Asked by reporters at the White House if he accepts any responsibility for his pending impeachment, Mr. Trump said, “No, I don’t take any. Zero, to put it mildly.”

“They took a perfect phone call that I had with the president of Ukraine, an absolutely perfect call,” he said. “To impeach the president of the United States for that is a disgrace and it’s a mark on our country. Other presidents are going to have to live with this.”

He said future presidents will face impeachment “every time they do something that’s a little bit unpopular or a little bit strong, even if they’re 100 percent right.

“I’ve done a great job… nobody’s done as much as I’ve done in the first three years,” Mr. Trump said.

The president reiterated that impeachment is simply a scheme to overturn the results of the 2016 election.
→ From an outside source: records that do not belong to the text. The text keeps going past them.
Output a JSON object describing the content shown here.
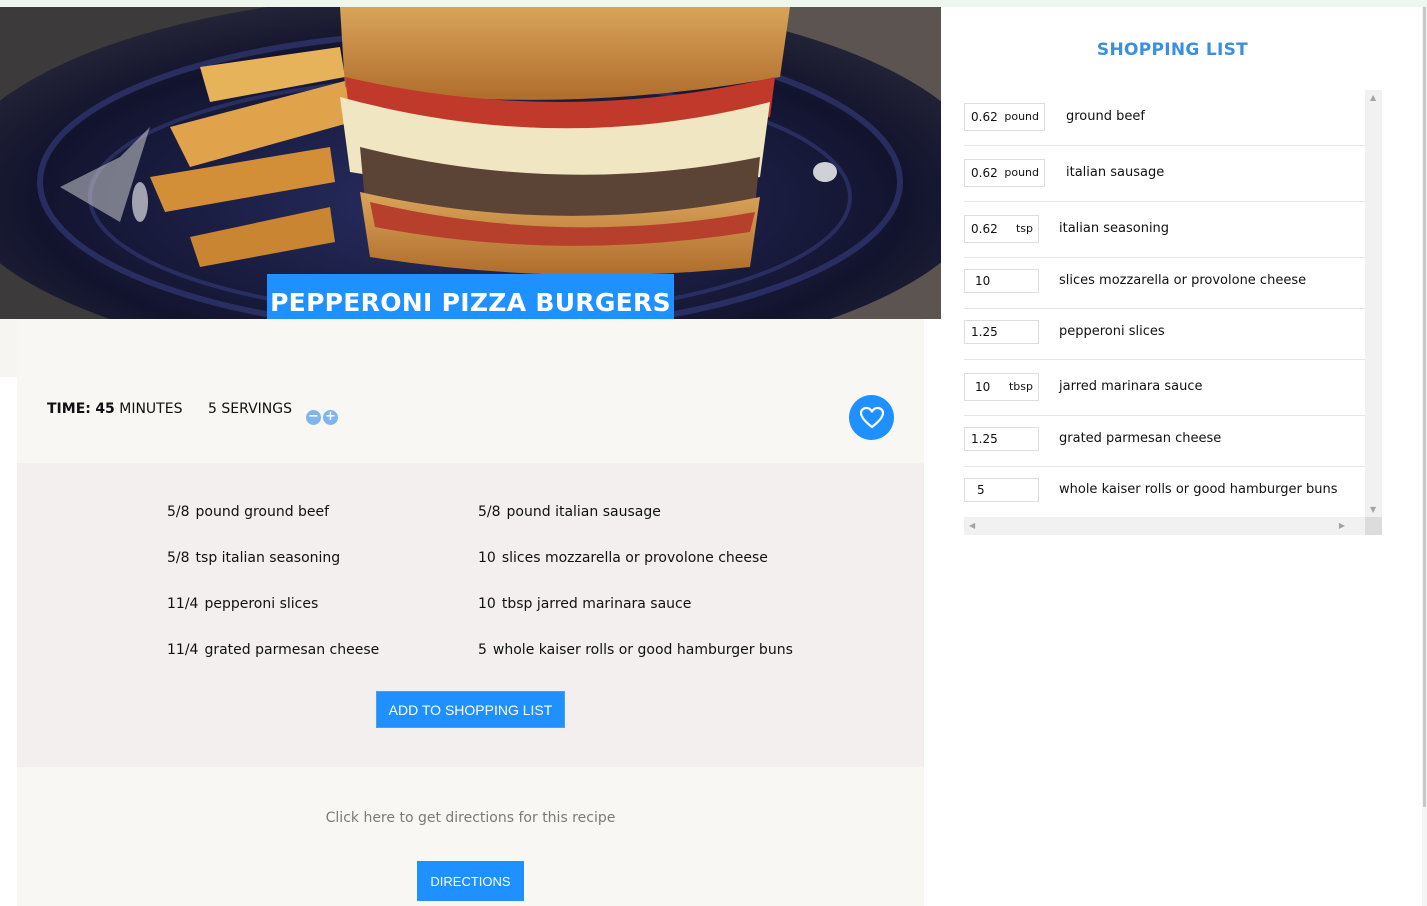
{
  "recipe": {
    "title": "PEPPERONI PIZZA BURGERS",
    "time_label": "TIME:",
    "time_value": "45",
    "time_unit": "MINUTES",
    "servings_value": "5",
    "servings_label": "SERVINGS",
    "minus_glyph": "−",
    "plus_glyph": "+",
    "ingredients": [
      {
        "qty": "5/8",
        "text": "pound ground beef"
      },
      {
        "qty": "5/8",
        "text": "pound italian sausage"
      },
      {
        "qty": "5/8",
        "text": "tsp italian seasoning"
      },
      {
        "qty": "10",
        "text": "slices mozzarella or provolone cheese"
      },
      {
        "qty": "11/4",
        "text": "pepperoni slices"
      },
      {
        "qty": "10",
        "text": "tbsp jarred marinara sauce"
      },
      {
        "qty": "11/4",
        "text": "grated parmesan cheese"
      },
      {
        "qty": "5",
        "text": "whole kaiser rolls or good hamburger buns"
      }
    ],
    "add_button": "ADD TO SHOPPING LIST",
    "directions_prompt": "Click here to get directions for this recipe",
    "directions_button": "DIRECTIONS"
  },
  "shopping_list": {
    "title": "SHOPPING LIST",
    "items": [
      {
        "qty": "0.62",
        "unit": "pound",
        "name": "ground beef"
      },
      {
        "qty": "0.62",
        "unit": "pound",
        "name": "italian sausage"
      },
      {
        "qty": "0.62",
        "unit": "tsp",
        "name": "italian seasoning"
      },
      {
        "qty": "10",
        "unit": "",
        "name": "slices mozzarella or provolone cheese"
      },
      {
        "qty": "1.25",
        "unit": "",
        "name": "pepperoni slices"
      },
      {
        "qty": "10",
        "unit": "tbsp",
        "name": "jarred marinara sauce"
      },
      {
        "qty": "1.25",
        "unit": "",
        "name": "grated parmesan cheese"
      },
      {
        "qty": "5",
        "unit": "",
        "name": "whole kaiser rolls or good hamburger buns"
      }
    ]
  },
  "icons": {
    "heart": "heart-icon",
    "minus": "minus-icon",
    "plus": "plus-icon"
  },
  "colors": {
    "accent": "#1e90ff",
    "title_blue": "#3a8fe0"
  }
}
“Everyone, you included, knows what is really happening,” he told Mrs. Pelosi. “Your chosen candidate lost the election in 2016… and you and your party have never recovered from this defeat. You are unwilling and unable to accept the verdict issued at the ballot box during the great Election of 2016. So you have spent three straight years attempting to overturn the will of the American people and nullify their votes. You View democracy as your enemy!”

The letter calls the accusation that the president obstructed Congress “preposterous and dangerous.”

“House Democrats are trying to impeach the duly elected President of the United States for asserting Constitutionally based privileges that have been asserted on a bipartisan basis by administrations of both political parties throughout our Nation’s history,” he said. “Under that standard, every American president would have been impeached many times over.”

Some Democrats mocked the missive.

“Hey don’t just quote the most digestible sound bites from the completely insane letter the President wrote,” tweeted Sen. Brian Schatz, Hawaii Democrat. “The main thing is that the President wrote a completely insane letter to the Speaker, and that he’s clearly not doing ok.”

Tom Howell Jr. contributed to this story.